The Republican plan would place a per-capita-based cap on the federal government’s payments to states for medical assistance provided through Medicaid, effectively ending the program—which provides insurance to the poor, disabled and some elderly people—as an entitlement in which funding grows according to need. By 2026, federal spending for Medicaid would be about 25 percent less than what the CBO projects under the ACA.

The AHCA would save $673 billion, stemming mostly from the elimination of the ACA’s subsidies for nongroup health insurance sold on the Obamacare exchanges, which under current law provide refundable tax credits for premium assistance and subsidies to reduce health care cost sharing. This would be partially offset by $361 billion for the new tax credits for health insurance established by the AHCA beginning in 2020.

The CBO estimates a reduction in revenues of $210 billion from eliminating the penalties paid by uninsured people and employers. With the elimination of the Obamacare “individual mandate,” uninsured people would no longer be required to purchase coverage from a private insurer, and businesses with 50 workers or more would not be required to provide insurance to their employees.

Under the Republican plan, tax credits based on income would be replaced by tax credits based on age, ranging from $2,000 to $4,000 for those with incomes up to about $75,000, with older people receiving higher tax credits. While under current law a 64-year-old can be charged up to three times more than a 21-year-old for coverage, under the AHCA the 64-year-old could be charged up to five times as much.

This would tend to reduce premiums for younger people and increase premiums for older people. Low-income people across all ages would lack insurance at higher rates under the Republican plan. For those with incomes below 200 percent of the federal poverty level ($23,760 in 2016), by 2026 uninsured rates would double under the AHCA compared to the ACA.

Beginning in 2020, the AHCA would remove the ACA requirement that insurers who offer plans in the nongroup and small-group markets provide plans that cover at least 60 percent of the cost of covered benefits. This means that insurers could provide barebones or catastrophic coverage that leaves people “insured” in name only.
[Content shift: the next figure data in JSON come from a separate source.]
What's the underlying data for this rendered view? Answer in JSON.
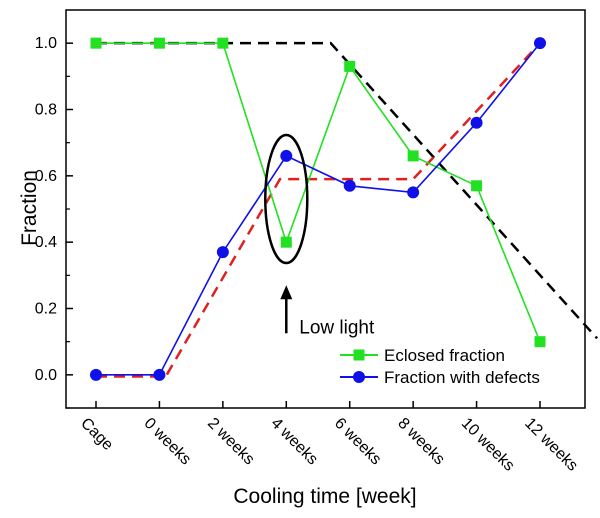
{
  "chart_data": {
    "type": "line",
    "title": "",
    "xlabel": "Cooling time [week]",
    "ylabel": "Fraction",
    "categories": [
      "Cage",
      "0 weeks",
      "2 weeks",
      "4 weeks",
      "6 weeks",
      "8 weeks",
      "10 weeks",
      "12 weeks"
    ],
    "ylim": [
      -0.1,
      1.1
    ],
    "yticks": [
      "0.0",
      "0.2",
      "0.4",
      "0.6",
      "0.8",
      "1.0"
    ],
    "grid": false,
    "legend_position": "bottom-right",
    "series": [
      {
        "name": "Eclosed fraction",
        "marker": "square",
        "color": "#22e022",
        "values": [
          1.0,
          1.0,
          1.0,
          0.4,
          0.93,
          0.66,
          0.57,
          0.1
        ]
      },
      {
        "name": "Fraction with defects",
        "marker": "circle",
        "color": "#1010e8",
        "values": [
          0.0,
          0.0,
          0.37,
          0.66,
          0.57,
          0.55,
          0.76,
          1.0
        ]
      }
    ],
    "trend_lines": [
      {
        "name": "eclosed-trend",
        "color": "#000000",
        "style": "dashed",
        "points": [
          [
            0,
            1.0
          ],
          [
            3.7,
            1.0
          ],
          [
            7.9,
            0.11
          ]
        ]
      },
      {
        "name": "defects-trend",
        "color": "#e02020",
        "style": "dashed",
        "points": [
          [
            0,
            -0.005
          ],
          [
            1.1,
            -0.005
          ],
          [
            2.9,
            0.59
          ],
          [
            5.0,
            0.59
          ],
          [
            7.0,
            1.0
          ]
        ]
      }
    ],
    "annotation": {
      "text": "Low light",
      "category_index": 3,
      "ellipse_center_value": 0.53,
      "arrow_tip_value": 0.27
    }
  }
}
While the AHCA removes the Obamacare mandate, it requires insurers to apply a 30 percent surcharge on premiums for people who enroll in the nongroup or small-group markets if they let their insurance lapse for more than three months in a year.
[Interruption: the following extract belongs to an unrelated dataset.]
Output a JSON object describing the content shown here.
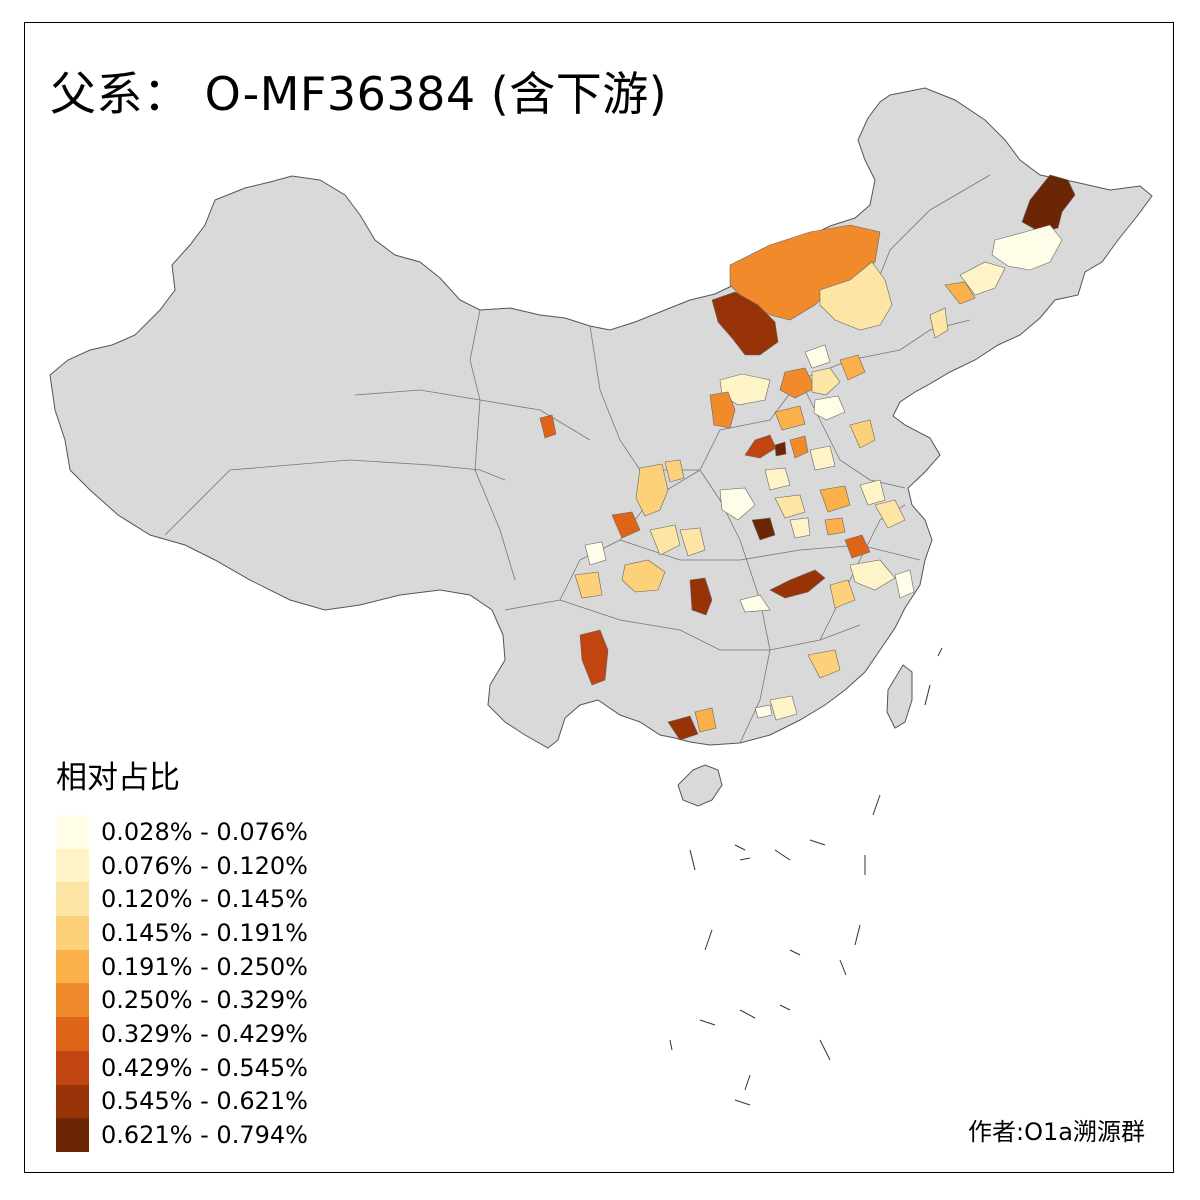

The Republican plan is a boondoggle for the rich, repealing or delaying many of the changes the ACA made to the Internal Revenue Code. The single biggest tax cut is the repeal of the 3.8 percent tax the ACA applied to capital gains, dividend and interest income for families with $250,000 or more in income.
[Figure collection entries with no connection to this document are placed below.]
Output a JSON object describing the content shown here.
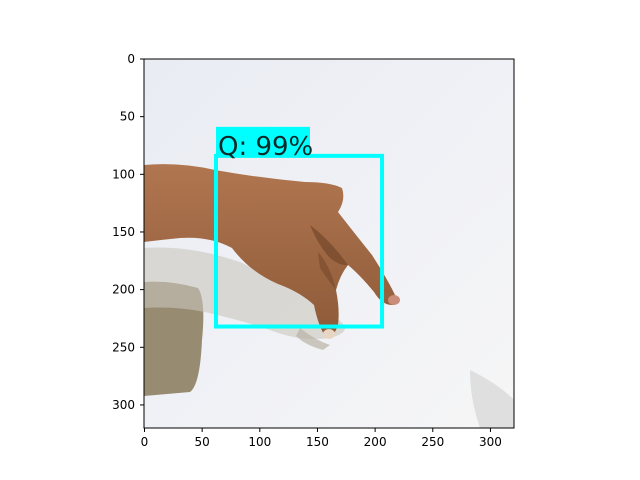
{
  "image": {
    "width_units": 320,
    "height_units": 320,
    "description_colors": {
      "background_top": "#eef0f5",
      "background_bottom": "#f4f5f7",
      "skin": "#a86c48",
      "skin_dark": "#7a4a2c",
      "shadow": "#b9b4a6",
      "dark_block": "#8b7e62"
    }
  },
  "axes": {
    "x_ticks": [
      0,
      50,
      100,
      150,
      200,
      250,
      300
    ],
    "y_ticks": [
      0,
      50,
      100,
      150,
      200,
      250,
      300
    ],
    "xlim": [
      0,
      320
    ],
    "ylim": [
      320,
      0
    ]
  },
  "detection": {
    "label": "Q: 99%",
    "box": {
      "x0": 62,
      "y0": 84,
      "x1": 206,
      "y1": 232
    },
    "color": "#00ffff"
  }
}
The Tax Policy Center finds that for the top 0.1 percent of income earners—those making more than $3.75 million annually—repealing this investment tax would amount to an average tax cut of $165,090.

The AHCA’s repeal of the 0.9 percent Medicare surtax, a tax on households with income in excess of $250,000 a year, would provide this same 0.1 percent of income earners an average annual tax cut of $30,520. Those households in the bottom 90 percent of earners would see virtually no benefit from these two tax cuts.

The differences between the Democrats and Republicans on health care are essentially a feud between two right-wing factions of the political establishment. Both parties uphold the for-profit health care industry and the subordination of health care to the private market.

The CBO’s scoring on the massive numbers of people who would become uninsured as a result of the House Republicans’ health care bill is further evidence that Obamacare—despite claims by the Democrats that it would provide “near universal,” quality health care—has paved the way for an even more brutal attack on the health and lives of the working class by Trump and the Republicans.